元々身分不相応と諦めていた恋であった。しかし今となっては「西方世界の守護英雄」である。ネウストリアの姫君との婚姻も果たせてしまうかもしれない。
とはいえ、彼には引っ掛かる事があった。
先の戦いにおいて、実は
アンゴルモア軍は、連合軍の先鋒左翼を集中的に攻撃した。先鋒左翼だけが、アンゴルモアの傭兵隊を死に物狂いで倒したといっても過言ではない。アンゴルモアは使い捨ての傭兵隊で小手調べをした。これを見て、勝つ事は出来ても、勝利に見合う犠牲ではないと判断したのだ。

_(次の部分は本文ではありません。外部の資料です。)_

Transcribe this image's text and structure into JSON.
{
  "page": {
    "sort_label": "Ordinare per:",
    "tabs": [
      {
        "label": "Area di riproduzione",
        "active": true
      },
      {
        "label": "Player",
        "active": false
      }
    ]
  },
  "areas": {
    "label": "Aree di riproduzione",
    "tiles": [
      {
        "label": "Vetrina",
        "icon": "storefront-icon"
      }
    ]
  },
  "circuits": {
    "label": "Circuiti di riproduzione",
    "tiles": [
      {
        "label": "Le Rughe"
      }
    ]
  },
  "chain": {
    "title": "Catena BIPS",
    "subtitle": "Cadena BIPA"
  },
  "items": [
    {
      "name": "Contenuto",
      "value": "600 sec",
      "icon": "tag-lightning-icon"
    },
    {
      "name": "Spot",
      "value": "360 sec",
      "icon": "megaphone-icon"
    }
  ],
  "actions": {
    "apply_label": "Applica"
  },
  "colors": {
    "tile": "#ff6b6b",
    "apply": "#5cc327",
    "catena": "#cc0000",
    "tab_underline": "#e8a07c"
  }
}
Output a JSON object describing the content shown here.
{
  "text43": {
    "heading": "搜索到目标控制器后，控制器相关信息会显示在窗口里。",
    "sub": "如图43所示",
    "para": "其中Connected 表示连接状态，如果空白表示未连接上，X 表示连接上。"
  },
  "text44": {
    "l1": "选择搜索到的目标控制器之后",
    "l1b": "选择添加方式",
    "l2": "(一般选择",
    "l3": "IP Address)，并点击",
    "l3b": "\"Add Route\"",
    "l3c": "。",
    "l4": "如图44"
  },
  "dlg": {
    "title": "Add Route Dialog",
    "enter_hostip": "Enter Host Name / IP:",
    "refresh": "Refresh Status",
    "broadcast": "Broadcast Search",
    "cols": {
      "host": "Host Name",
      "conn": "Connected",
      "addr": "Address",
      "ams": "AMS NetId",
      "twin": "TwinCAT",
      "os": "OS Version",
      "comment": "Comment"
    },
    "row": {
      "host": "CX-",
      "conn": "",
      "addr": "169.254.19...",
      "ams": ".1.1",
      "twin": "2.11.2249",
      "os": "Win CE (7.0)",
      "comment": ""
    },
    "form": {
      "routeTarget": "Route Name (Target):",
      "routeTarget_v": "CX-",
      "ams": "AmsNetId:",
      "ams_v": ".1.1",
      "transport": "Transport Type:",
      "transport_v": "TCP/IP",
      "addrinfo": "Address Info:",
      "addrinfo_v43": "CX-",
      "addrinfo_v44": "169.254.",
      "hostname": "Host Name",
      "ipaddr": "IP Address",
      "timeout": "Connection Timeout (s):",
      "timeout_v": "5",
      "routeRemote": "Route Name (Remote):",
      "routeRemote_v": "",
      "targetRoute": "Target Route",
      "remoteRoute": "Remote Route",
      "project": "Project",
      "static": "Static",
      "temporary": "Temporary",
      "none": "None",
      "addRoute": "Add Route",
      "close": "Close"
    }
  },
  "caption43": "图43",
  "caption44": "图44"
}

しかし戦闘後の報告では、左翼側の将軍が亡くなっていたため、彼は情報を捻じ曲げる事が出来たのだ。勿論、これは立派な不正である。彼は一世一代の「チャンス」に賭けた。バレれば死刑、バレなければ武功を一人占め。
ドアを叩く音。その後に入ってきたのは、副将として従軍したヴェルカ卿。
「虚偽申告、近いうちにバレると思いますが……」
ブルーノ将軍は気にも留めない。
「『先鋒が皆戦った』これは事実じゃろう? 初陣でこの武功とは、軍才あるのでは?」
対してヴェルカ卿は、王国随一の歴戦の騎士。国王からの寵愛だけで昇進したブルーノ将軍とは異なり、実務派である。将軍の言葉に呆れつつも、ヴェルカ卿は何とか彼を諫める。
「どうかおやめ下され、王国の名も傷付きます故」
ブルーノ将軍はこう答えた。
「今更止められるか、俺にはこれしかないんだ……」
ブルーノ将軍は幼い頃から、「やるべき事をやらない」人間であった。父に命じられた毎日300回の剣の素振りでさえ、初日に130回やっただけだった。
しかし、当時の国王シャーフォ2世は、こんなブルーノを気に入ってしまった。後世には「愚王」と称されたこの王は、「若手育成」を国是に掲げ、「失敗を許す」という方針を貫いていたのだ。
ブルーノが軍事教練を怠っても、心身の理由を盾に職務を放棄しても、国王は「構わない」と言った。これは失敗などではない。怠慢であったのだが。
そんな折、帝国から連合軍結成の
帝国は「勇猛果敢で英明なる将を求む」と王国に伝えていた。これを見て、愚王は彼を疑いもせずに取り立てたのだ。
しかし。ブルーノの悪い予想は当たらなかった。手足どころか口すらも動かさず、前線で「ただ立っているだけ」で、戦いが終わった。先鋒左翼の将は亡くなった。戦闘経験のない彼は、ふと思い立った。
「報告を少し捻じ曲げても、問題ないのでは?」と。
このような死者に対する冒涜、許されてなるものか。先鋒左翼の僅かな生き残りは、帝国に訴えかけた。
――ネウストリア帝国
「正確な報告が為されてない、とな?」
訴えはカーロット姫の耳にも届いた。カーロット姫の手許には、ブルーノ将軍からの武功を誇る手紙があった。
「丁度良い、これと照らし合わせてみよう」
ブルーノの手紙は、実際の戦況とかなり食い違っていた。
アンゴルモア軍は先鋒左翼に対する集中攻撃を行った。そのため左翼側の損害率は70%を超えていた。また右翼側は全く戦っていないので、勿論損害率は0%である。
しかしブルーノの報告や手紙では、左翼側の損害率が40%、右翼側の損害率が60%と改竄されていた。
カーロット姫はすぐさま、褒賞の類を管理する賞勲局へと連絡した。この結果、ブルーノ将軍の褒美は取り消されたどころか、虚偽報告で訴追される事となった。
奇しくも、彼が想いを寄せていたカーロット姫の行動によって。
この下劣で下等なる感情的生物ブルーノは、一瞬の過ちを悔いつつ、亡くなったという。